Se as palestras revelarem profundo sentimento de culpa, deve-se salientar que o incesto cometido contra uma criança nunca é erro da criança. É verdade que as criancinhas amiúde agem afetuosamente para com os adultos. Mas elas não sabem nada a respeito do sexo adulto. Conforme salienta o livro As Crianças Silenciosas: “A criança nunca pretendeu que a intimidade e o afeto se tornassem sexuais.
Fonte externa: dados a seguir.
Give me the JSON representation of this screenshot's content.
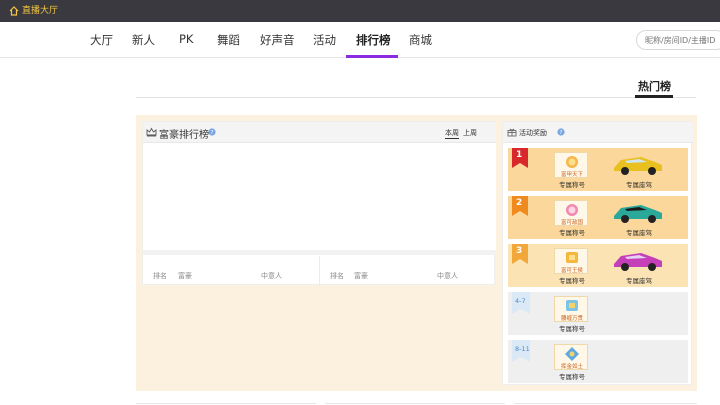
{
  "topbar": {
    "home_label": "直播大厅"
  },
  "nav": {
    "tabs": [
      {
        "label": "大厅"
      },
      {
        "label": "新人"
      },
      {
        "label": "PK"
      },
      {
        "label": "舞蹈"
      },
      {
        "label": "好声音"
      },
      {
        "label": "活动"
      },
      {
        "label": "排行榜"
      },
      {
        "label": "商城"
      }
    ],
    "active_tab": "排行榜",
    "search_placeholder": "昵称/房间ID/主播ID"
  },
  "section": {
    "title": "热门榜"
  },
  "rich_board": {
    "title": "富豪排行榜",
    "tabs": [
      "本周",
      "上周"
    ],
    "active_tab": "本周",
    "columns_left": [
      "排名",
      "富豪",
      "中意人"
    ],
    "columns_right": [
      "排名",
      "富豪",
      "中意人"
    ]
  },
  "rewards": {
    "title": "活动奖励",
    "items": [
      {
        "rank": "1",
        "badge": "富甲天下",
        "label1": "专属称号",
        "label2": "专属座驾",
        "bg": "#fbd79b",
        "flag": "#d9282b",
        "car": "#e8c020"
      },
      {
        "rank": "2",
        "badge": "富可敌国",
        "label1": "专属称号",
        "label2": "专属座驾",
        "bg": "#fbd79b",
        "flag": "#f08a1e",
        "car": "#2aa89a"
      },
      {
        "rank": "3",
        "badge": "富可王侯",
        "label1": "专属称号",
        "label2": "专属座驾",
        "bg": "#fbe3b4",
        "flag": "#f2a73a",
        "car": "#c43fb8"
      },
      {
        "rank": "4-7",
        "badge": "腰缠万贯",
        "label1": "专属称号",
        "bg": "#efefef",
        "flag": "#dbe9f6"
      },
      {
        "rank": "8-11",
        "badge": "挥金如土",
        "label1": "专属称号",
        "bg": "#efefef",
        "flag": "#dbe9f6"
      }
    ]
  },
  "colors": {
    "accent": "#8a2be2",
    "home": "#f2c744",
    "panel": "#fbf1de"
  }
}
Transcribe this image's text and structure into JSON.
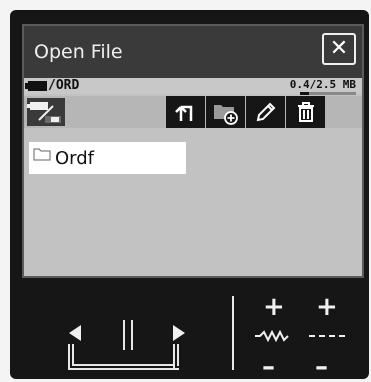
{
  "dialog": {
    "title": "Open File",
    "close_label": "✕"
  },
  "path_bar": {
    "path": "/ORD",
    "storage_text": "0.4/2.5 MB",
    "storage_fraction": 0.16
  },
  "toolbar": {
    "device_icon": "usb-device-icon",
    "buttons": [
      {
        "name": "back-button",
        "icon": "return-arrow-icon"
      },
      {
        "name": "new-folder-button",
        "icon": "folder-add-icon"
      },
      {
        "name": "rename-button",
        "icon": "pencil-icon"
      },
      {
        "name": "delete-button",
        "icon": "trash-icon"
      }
    ]
  },
  "files": [
    {
      "name": "Ordf",
      "type": "folder"
    }
  ],
  "controls": {
    "plus_labels": [
      "+",
      "+"
    ],
    "minus_labels": [
      "–",
      "–"
    ],
    "left_icon": "arrow-left-icon",
    "right_icon": "arrow-right-icon"
  }
}
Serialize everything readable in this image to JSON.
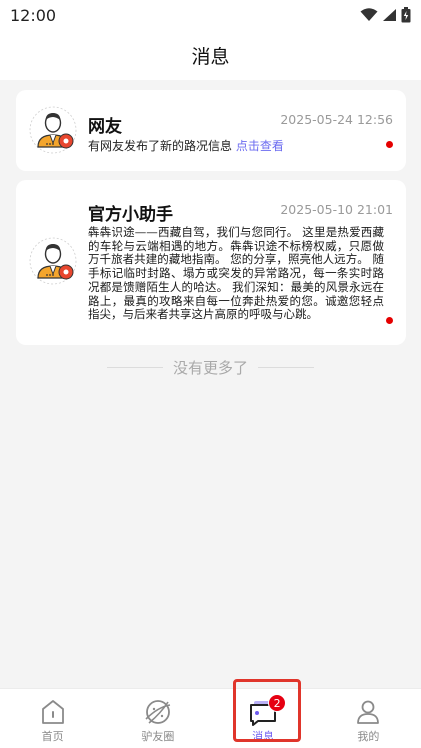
{
  "status_bar": {
    "time": "12:00",
    "icons": [
      "wifi-icon",
      "signal-icon",
      "battery-icon"
    ]
  },
  "header": {
    "title": "消息"
  },
  "messages": [
    {
      "name": "网友",
      "time": "2025-05-24 12:56",
      "text": "有网友发布了新的路况信息",
      "link": "点击查看",
      "unread": true,
      "avatar_icon": "user-gear-avatar-icon"
    },
    {
      "name": "官方小助手",
      "time": "2025-05-10 21:01",
      "text": "犇犇识途——西藏自驾，我们与您同行。 这里是热爱西藏的车轮与云端相遇的地方。犇犇识途不标榜权威，只愿做万千旅者共建的藏地指南。 您的分享，照亮他人远方。 随手标记临时封路、塌方或突发的异常路况，每一条实时路况都是馈赠陌生人的哈达。 我们深知：最美的风景永远在路上，最真的攻略来自每一位奔赴热爱的您。诚邀您轻点指尖，与后来者共享这片高原的呼吸与心跳。",
      "unread": true,
      "avatar_icon": "user-gear-avatar-icon"
    }
  ],
  "list_end_text": "没有更多了",
  "tab_bar": {
    "tabs": [
      {
        "label": "首页",
        "icon": "home-icon",
        "active": false
      },
      {
        "label": "驴友圈",
        "icon": "planet-icon",
        "active": false
      },
      {
        "label": "消息",
        "icon": "message-icon",
        "active": true,
        "badge": "2"
      },
      {
        "label": "我的",
        "icon": "profile-icon",
        "active": false
      }
    ]
  },
  "colors": {
    "accent": "#6e5cf0",
    "badge": "#e60012",
    "unread_dot": "#e50000",
    "highlight_border": "#e0352b",
    "avatar_orange": "#f4a52c"
  }
}
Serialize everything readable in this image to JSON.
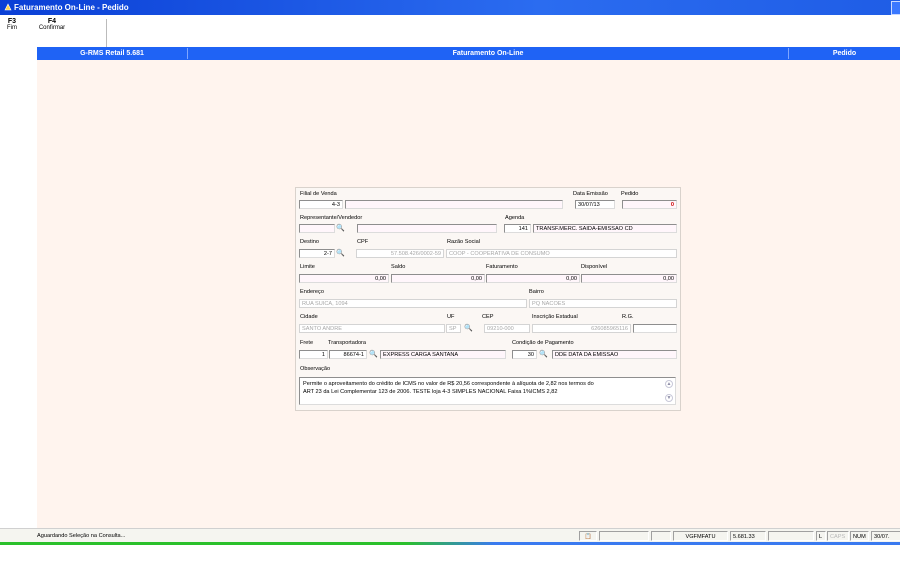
{
  "window": {
    "title": "Faturamento On-Line - Pedido"
  },
  "toolbar": {
    "f3_key": "F3",
    "f3_label": "Fim",
    "f4_key": "F4",
    "f4_label": "Confirmar"
  },
  "header": {
    "left": "G-RMS Retail 5.681",
    "center": "Faturamento On-Line",
    "right": "Pedido"
  },
  "form": {
    "filial_label": "Filial de Venda",
    "filial_code": "4-3",
    "filial_name": "",
    "data_emissao_label": "Data Emissão",
    "data_emissao": "30/07/13",
    "pedido_label": "Pedido",
    "pedido": "0",
    "representante_label": "Representante/Vendedor",
    "representante_code": "",
    "representante_name": "",
    "agenda_label": "Agenda",
    "agenda_code": "141",
    "agenda_desc": "TRANSF.MERC. SAIDA-EMISSAO CD",
    "destino_label": "Destino",
    "destino_code": "2-7",
    "cpf_label": "CPF",
    "cpf": "57.508.426/0002-59",
    "razao_label": "Razão Social",
    "razao": "COOP - COOPERATIVA DE CONSUMO",
    "limite_label": "Limite",
    "limite": "0,00",
    "saldo_label": "Saldo",
    "saldo": "0,00",
    "faturamento_label": "Faturamento",
    "faturamento": "0,00",
    "disponivel_label": "Disponível",
    "disponivel": "0,00",
    "endereco_label": "Endereço",
    "endereco": "RUA SUICA, 1094",
    "bairro_label": "Bairro",
    "bairro": "PQ NACOES",
    "cidade_label": "Cidade",
    "cidade": "SANTO ANDRE",
    "uf_label": "UF",
    "uf": "SP",
    "cep_label": "CEP",
    "cep": "09210-000",
    "ie_label": "Inscrição Estadual",
    "ie": "626085965116",
    "rg_label": "R.G.",
    "rg": "",
    "frete_label": "Frete",
    "frete": "1",
    "transportadora_label": "Transportadora",
    "transportadora_code": "86674-1",
    "transportadora_name": "EXPRESS CARGA SANTANA",
    "cond_label": "Condição de Pagamento",
    "cond_code": "30",
    "cond_desc": "DDE  DATA DA EMISSAO",
    "obs_label": "Observação",
    "obs_line1": "Permite o aproveitamento do crédito de ICMS no valor de R$ 20,56 correspondente à alíquota de 2,82 nos termos do",
    "obs_line2": "ART 23 da Lei Complementar 123 de 2006. TESTE loja 4-3 SIMPLES NACIONAL Faixa 1%ICMS 2,82"
  },
  "statusbar": {
    "message": "Aguardando Seleção na Consulta...",
    "program": "VGFMFATU",
    "version": "5.681.33",
    "l": "L",
    "caps": "CAPS",
    "num": "NUM",
    "date": "30/07."
  },
  "icons": {
    "window": "app-icon",
    "lookup": "binoculars-icon",
    "status": "clipboard-icon",
    "scroll_up": "scroll-up-icon",
    "scroll_down": "scroll-down-icon"
  }
}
O incesto é uma interpretação adulta dos desejos da criança — uma interpretação grandemente influenciada pelas próprias necessidades do adulto.”
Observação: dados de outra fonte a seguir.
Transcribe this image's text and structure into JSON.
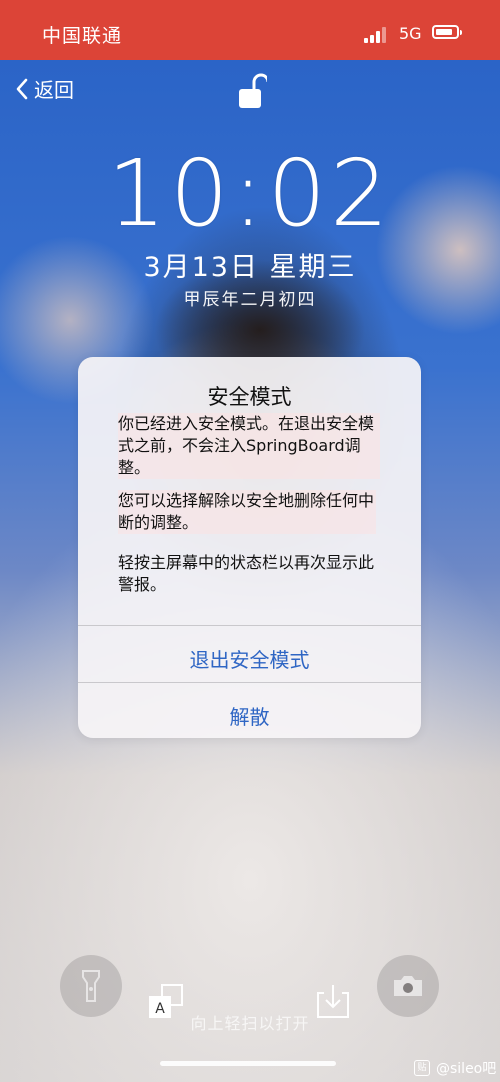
{
  "status_bar": {
    "carrier": "中国联通",
    "network": "5G",
    "background_color": "#dc4437"
  },
  "nav": {
    "back_label": "返回",
    "back_icon": "chevron-left-icon"
  },
  "lock_screen": {
    "lock_icon": "unlock-icon",
    "time": "10:02",
    "date": "3月13日 星期三",
    "lunar_date": "甲辰年二月初四",
    "swipe_hint": "向上轻扫以打开"
  },
  "alert": {
    "title": "安全模式",
    "message_1": "你已经进入安全模式。在退出安全模式之前，不会注入SpringBoard调整。",
    "message_2": "您可以选择解除以安全地删除任何中断的调整。",
    "message_3": "轻按主屏幕中的状态栏以再次显示此警报。",
    "button_exit": "退出安全模式",
    "button_dismiss": "解散",
    "button_color": "#2f66c4"
  },
  "bottom_controls": {
    "flashlight_icon": "flashlight-icon",
    "camera_icon": "camera-icon",
    "translate_icon": "translate-icon",
    "download_icon": "download-icon"
  },
  "watermark": {
    "text": "@sileo吧"
  }
}
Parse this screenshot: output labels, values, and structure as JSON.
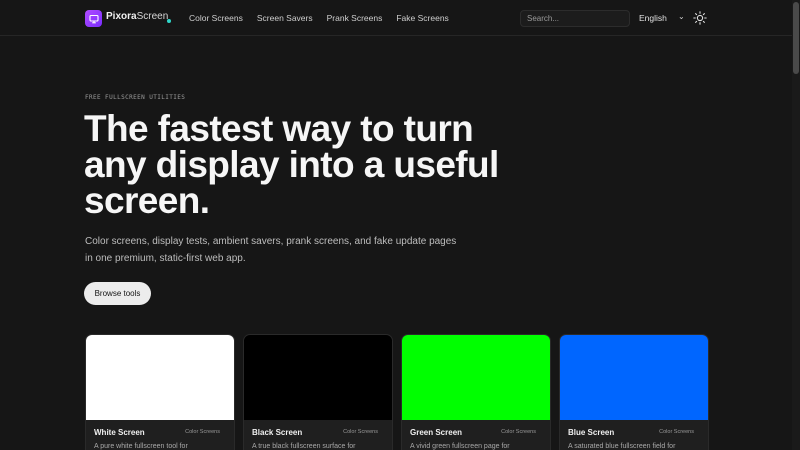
{
  "header": {
    "logo": {
      "brand": "Pixora",
      "suffix": "Screen",
      "icon": "monitor-icon"
    },
    "nav": [
      "Color Screens",
      "Screen Savers",
      "Prank Screens",
      "Fake Screens"
    ],
    "search": {
      "placeholder": "Search...",
      "value": ""
    },
    "language": "English",
    "theme_icon": "sun-icon"
  },
  "hero": {
    "eyebrow": "FREE FULLSCREEN UTILITIES",
    "headline": "The fastest way to turn any display into a useful screen.",
    "subtext": "Color screens, display tests, ambient savers, prank screens, and fake update pages in one premium, static-first web app.",
    "cta": "Browse tools"
  },
  "cards": [
    {
      "title": "White Screen",
      "tag": "Color Screens",
      "desc": "A pure white fullscreen tool for",
      "color": "#ffffff"
    },
    {
      "title": "Black Screen",
      "tag": "Color Screens",
      "desc": "A true black fullscreen surface for",
      "color": "#000000"
    },
    {
      "title": "Green Screen",
      "tag": "Color Screens",
      "desc": "A vivid green fullscreen page for",
      "color": "#00ff00"
    },
    {
      "title": "Blue Screen",
      "tag": "Color Screens",
      "desc": "A saturated blue fullscreen field for",
      "color": "#0066ff"
    }
  ],
  "colors": {
    "accent": "#9b3cff",
    "logo_dot": "#2fd6c9",
    "background": "#161616"
  }
}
Certamente, a pessoa que foi sexualmente abusada quando criança pode ter certeza de que Deus a compreende e a aceita amorosamente. Ora, Jeová perdoa até mesmo aqueles que, dessemelhantes da criança abusada, cometem crassos pecados caso se arrependam e mudem de proceder! — 1 Coríntios 6:9-11.
CONCEITO REALÍSTICO
Não é fácil ajudar vítimas de traumas emocionais. Não se pode cuidar disso em poucos minutos dentro dum Salão do Reino lotado. Exige paciência, amor, bondade, repetidos esforços, e, especialmente, tempo. Não há curas milagrosas. Tem de haver muita palestra e muitas orações até que a vítima aflita recupere a estabilidade emocional. A experiência desagradável nunca é esquecida. Mas, a vítima pode aprender a viver com a lembrança.
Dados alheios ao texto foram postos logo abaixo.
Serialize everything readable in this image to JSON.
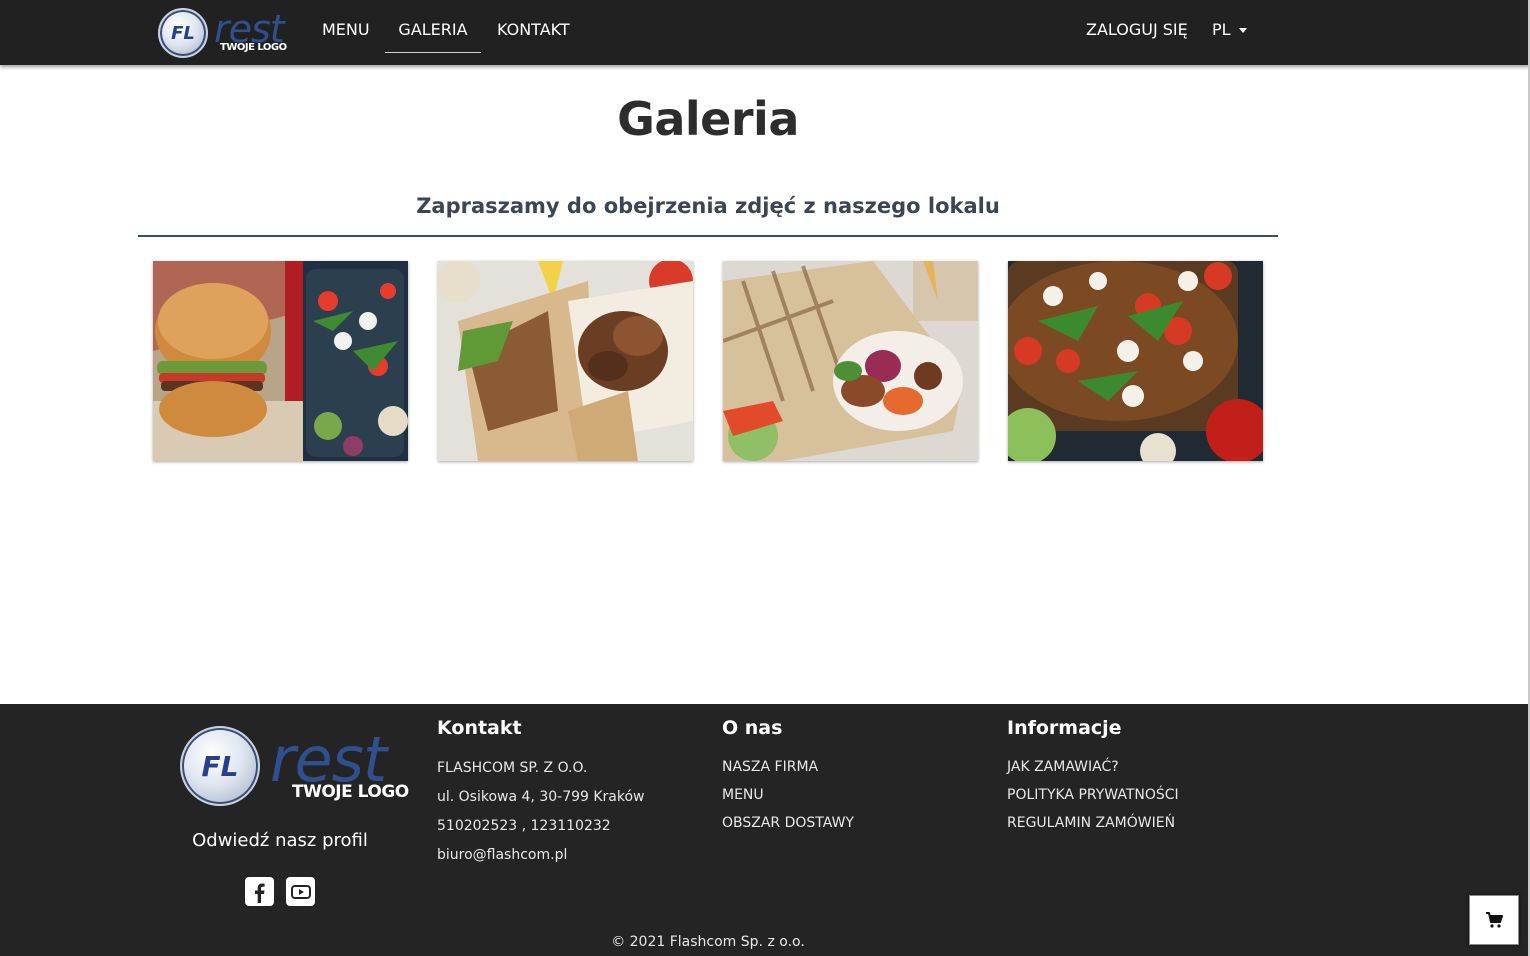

Assim, certa vítima disse: “Ainda me ocorrem sentimentos de indignidade. Mas digo a mim mesma que isso não é verdade. E, em cerca de um dia, o sentimento desaparece.” Outra vítima disse: “Aprendi nas Escrituras a ser perdoadora, a ajudar a outros e a não sentir pena de mim mesma.” Outra acrescentou: “Ajudaram-me a entender que Jeová ainda me ama . . . Vou superar todos os meus problemas com a ajuda de Jeová.” — Salmo 55:22.
A SOLUÇÃO PERMANENTE
Enquanto na terra, Jesus curou milagrosamente aqueles que padeciam de males físicos, ‘os coxos e os aleijados’. (Mateus 15:30) Na Nova Ordem que se aproxima, esse milagre se repetirá muitas vezes, eliminando-se todas as doenças físicas. — Isaías 33:24.
No caso dos que padecem de traumas emocionais, muitas vezes a ajuda amorosa e paciente de cristãos e cristãs maduros que aplicam a influência aliviadora da Palavra de Deus pode ajudá-los a lidar com seus problemas e ainda assim ter alegria no serviço de Jeová. (Tiago 5:13-15) Entretanto, na Nova Ordem se nos promete: “As aflições anteriores realmente terão sido esquecidas.” (Isaías 65:16) Deste modo, todos os servos de Deus aguardam com confiança o tempo em que Deus “enxugará dos seus olhos toda lágrima, e não haverá mais morte, nem haverá mais pranto, nem clamor, nem dor. As coisas anteriores já passaram”. (Revelação 21:4) Esta será a cura final de todos os males, inclusive os emocionais.